Globally, RevPAR fell in the quarter by 52.3% and in year-over-year terms by 53.4%, which he claimed outperformed the rest of the industry.
“There are sequential improvements in RevPAR since the 75% drop earlier in the year, (with the rate holding) at approximately 80% of last year’s level,” he added.
RevPAR in Q3 declined 49.8% year over year in the Americas and 47% in the U.S.
More relief will come with more hotels signed and opening, Edgecliffe-Johnson said. As of 30 September, only 3% of IHG’s portfolio, or 199 hotels, remained closed.
IHG’s network grew 2.9% over 2019 for a new total of approximately 890,000 rooms in almost 6,000 hotels.
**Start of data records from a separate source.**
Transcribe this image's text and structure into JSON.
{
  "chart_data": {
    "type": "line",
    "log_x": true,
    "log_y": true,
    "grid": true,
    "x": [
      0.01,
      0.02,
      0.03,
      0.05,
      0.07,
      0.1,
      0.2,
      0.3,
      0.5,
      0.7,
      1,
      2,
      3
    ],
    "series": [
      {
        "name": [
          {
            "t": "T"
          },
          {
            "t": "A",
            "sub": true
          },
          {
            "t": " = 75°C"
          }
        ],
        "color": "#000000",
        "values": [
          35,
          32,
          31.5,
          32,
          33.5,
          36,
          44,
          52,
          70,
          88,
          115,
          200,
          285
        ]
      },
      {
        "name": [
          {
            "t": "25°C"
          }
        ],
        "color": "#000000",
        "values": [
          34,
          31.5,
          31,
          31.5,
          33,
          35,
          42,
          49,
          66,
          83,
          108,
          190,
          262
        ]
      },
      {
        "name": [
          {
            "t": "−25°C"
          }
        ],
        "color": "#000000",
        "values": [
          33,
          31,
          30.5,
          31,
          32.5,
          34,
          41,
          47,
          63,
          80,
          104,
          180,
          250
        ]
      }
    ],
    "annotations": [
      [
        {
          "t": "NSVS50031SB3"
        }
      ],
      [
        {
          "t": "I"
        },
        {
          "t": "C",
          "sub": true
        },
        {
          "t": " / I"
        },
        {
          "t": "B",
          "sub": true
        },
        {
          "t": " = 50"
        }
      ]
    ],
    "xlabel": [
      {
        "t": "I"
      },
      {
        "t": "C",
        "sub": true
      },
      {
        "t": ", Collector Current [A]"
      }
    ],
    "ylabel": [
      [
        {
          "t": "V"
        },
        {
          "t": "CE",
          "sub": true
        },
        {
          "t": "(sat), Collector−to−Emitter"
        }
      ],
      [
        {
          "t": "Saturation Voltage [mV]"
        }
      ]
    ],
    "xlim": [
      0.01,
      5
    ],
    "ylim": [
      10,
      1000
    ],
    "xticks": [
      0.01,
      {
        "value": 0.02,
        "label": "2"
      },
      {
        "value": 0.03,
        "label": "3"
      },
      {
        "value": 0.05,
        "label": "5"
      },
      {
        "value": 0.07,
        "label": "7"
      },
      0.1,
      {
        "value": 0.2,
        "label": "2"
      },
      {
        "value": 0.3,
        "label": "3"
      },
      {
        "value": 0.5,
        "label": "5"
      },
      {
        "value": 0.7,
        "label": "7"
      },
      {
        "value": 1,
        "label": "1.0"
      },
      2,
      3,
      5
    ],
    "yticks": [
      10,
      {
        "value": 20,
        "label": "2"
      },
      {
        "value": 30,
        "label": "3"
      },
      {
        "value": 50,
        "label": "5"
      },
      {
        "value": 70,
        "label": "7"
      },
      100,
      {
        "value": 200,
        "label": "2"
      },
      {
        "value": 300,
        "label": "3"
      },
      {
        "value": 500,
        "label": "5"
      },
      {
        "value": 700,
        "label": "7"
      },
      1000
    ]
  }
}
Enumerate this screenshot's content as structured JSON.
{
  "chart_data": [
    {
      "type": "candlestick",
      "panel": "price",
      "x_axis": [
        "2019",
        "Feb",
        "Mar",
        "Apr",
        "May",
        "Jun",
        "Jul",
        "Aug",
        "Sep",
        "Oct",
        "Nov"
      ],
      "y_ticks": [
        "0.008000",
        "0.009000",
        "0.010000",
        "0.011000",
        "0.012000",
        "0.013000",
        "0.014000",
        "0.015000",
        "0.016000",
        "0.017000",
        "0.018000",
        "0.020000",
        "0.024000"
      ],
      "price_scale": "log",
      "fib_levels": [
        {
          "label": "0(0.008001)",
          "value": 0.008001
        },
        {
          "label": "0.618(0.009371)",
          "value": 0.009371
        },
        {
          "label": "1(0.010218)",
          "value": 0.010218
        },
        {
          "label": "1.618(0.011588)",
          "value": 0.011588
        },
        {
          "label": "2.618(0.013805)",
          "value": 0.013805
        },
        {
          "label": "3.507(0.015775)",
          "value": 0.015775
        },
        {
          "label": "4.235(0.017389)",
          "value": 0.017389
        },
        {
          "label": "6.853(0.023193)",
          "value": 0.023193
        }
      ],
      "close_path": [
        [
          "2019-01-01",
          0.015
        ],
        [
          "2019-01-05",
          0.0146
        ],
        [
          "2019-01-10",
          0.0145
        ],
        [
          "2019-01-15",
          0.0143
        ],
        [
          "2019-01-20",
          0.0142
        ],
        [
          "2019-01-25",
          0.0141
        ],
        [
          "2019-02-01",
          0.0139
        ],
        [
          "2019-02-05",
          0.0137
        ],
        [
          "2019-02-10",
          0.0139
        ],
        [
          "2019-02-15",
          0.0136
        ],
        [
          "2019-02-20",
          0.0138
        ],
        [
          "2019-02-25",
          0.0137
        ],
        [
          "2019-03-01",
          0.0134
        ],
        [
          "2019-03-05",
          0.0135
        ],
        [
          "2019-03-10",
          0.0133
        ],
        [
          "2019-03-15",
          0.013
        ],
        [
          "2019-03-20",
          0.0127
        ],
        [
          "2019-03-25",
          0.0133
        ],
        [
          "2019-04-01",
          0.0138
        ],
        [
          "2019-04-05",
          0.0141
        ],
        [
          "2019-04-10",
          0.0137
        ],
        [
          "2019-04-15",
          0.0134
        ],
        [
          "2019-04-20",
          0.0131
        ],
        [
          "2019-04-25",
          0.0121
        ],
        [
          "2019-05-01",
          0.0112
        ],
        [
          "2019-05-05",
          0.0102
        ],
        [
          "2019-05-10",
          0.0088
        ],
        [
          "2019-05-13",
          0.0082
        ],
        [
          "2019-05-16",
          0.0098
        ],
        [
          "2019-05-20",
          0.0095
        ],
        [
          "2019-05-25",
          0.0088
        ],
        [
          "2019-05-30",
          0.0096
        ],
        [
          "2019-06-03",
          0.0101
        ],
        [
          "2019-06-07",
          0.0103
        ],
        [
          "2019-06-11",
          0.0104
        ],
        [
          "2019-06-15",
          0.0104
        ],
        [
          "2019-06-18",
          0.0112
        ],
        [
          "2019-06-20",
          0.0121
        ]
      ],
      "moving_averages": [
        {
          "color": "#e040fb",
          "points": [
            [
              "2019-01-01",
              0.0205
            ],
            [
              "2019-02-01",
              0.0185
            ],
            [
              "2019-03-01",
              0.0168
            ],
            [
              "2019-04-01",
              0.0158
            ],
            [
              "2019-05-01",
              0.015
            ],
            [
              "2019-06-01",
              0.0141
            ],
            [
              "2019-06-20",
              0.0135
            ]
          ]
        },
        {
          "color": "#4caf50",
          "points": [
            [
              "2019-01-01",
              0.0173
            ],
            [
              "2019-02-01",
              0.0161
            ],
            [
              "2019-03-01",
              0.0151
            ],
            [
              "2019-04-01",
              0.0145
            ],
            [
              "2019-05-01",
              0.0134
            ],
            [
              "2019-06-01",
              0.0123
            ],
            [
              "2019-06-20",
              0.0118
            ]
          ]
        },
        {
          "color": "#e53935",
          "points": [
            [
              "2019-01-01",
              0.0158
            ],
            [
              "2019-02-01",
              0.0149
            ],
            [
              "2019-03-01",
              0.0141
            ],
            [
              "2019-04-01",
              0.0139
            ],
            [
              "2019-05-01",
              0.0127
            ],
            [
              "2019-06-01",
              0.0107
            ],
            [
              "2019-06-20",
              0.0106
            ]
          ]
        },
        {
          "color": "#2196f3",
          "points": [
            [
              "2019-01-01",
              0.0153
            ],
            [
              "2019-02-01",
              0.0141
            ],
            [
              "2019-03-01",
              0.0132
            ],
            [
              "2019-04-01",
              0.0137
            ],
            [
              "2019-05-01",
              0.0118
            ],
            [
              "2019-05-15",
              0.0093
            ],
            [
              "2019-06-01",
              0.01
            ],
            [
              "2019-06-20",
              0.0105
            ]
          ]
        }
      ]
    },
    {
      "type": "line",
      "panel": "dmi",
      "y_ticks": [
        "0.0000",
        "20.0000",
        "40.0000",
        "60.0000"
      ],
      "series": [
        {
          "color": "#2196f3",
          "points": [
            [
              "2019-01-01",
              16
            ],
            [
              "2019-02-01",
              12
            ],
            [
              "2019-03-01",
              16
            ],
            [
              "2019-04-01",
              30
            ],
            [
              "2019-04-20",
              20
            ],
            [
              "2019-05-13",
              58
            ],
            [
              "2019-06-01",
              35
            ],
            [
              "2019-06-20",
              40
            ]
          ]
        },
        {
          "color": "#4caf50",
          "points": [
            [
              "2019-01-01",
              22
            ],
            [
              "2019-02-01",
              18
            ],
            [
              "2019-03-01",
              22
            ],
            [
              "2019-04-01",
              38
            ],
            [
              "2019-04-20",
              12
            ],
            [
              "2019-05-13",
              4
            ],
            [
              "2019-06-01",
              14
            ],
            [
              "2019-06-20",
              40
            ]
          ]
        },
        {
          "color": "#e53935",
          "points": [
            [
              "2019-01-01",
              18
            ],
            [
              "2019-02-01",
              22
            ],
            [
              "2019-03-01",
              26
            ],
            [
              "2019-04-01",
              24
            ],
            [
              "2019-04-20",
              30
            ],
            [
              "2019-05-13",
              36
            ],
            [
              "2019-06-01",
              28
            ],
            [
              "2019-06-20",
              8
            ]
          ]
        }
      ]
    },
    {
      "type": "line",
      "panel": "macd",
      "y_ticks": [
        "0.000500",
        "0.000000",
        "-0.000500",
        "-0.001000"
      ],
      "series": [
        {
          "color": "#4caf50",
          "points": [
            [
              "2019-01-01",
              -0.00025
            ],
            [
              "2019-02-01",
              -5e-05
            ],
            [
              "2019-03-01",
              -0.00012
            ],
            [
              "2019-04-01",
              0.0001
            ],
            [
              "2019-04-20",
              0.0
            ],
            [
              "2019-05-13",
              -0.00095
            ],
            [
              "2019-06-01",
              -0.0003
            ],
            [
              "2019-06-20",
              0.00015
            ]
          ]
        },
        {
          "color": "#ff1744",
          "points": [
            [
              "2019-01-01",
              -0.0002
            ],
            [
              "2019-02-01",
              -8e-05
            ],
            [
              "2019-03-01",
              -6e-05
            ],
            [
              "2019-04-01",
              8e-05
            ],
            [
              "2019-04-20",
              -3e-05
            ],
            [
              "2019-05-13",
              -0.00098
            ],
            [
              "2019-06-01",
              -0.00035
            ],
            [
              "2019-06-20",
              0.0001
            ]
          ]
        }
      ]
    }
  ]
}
The company opened 82 hotel, comprising 11,000 rooms in the third quarter, and 23,000 rooms have been added to its portfolio in the calendar year.
“We removed (approximately) 2,900 rooms in the quarter,” Edgecliffe-Johnson said.
He said he remains “pretty confident of the balance between leisure and business.”
On the leisure side, he said “the vast majority of bookings are coming in two days before the stay, so there will be a lot of walk-ins.”
“We have seen more (online travel agency) business come in on the leisure side, and this is likely to continue, but we do not see much fundamental change in distribution,” he said.
Occupancy in the quarter was 44%, up from 25% when the crisis hit in Q2, he said.
As of press time, IHG stock was trading at £41.61 ($54.43) a share, down 18% year to date. The FTSE 100 Index was down 22.8% for the same period.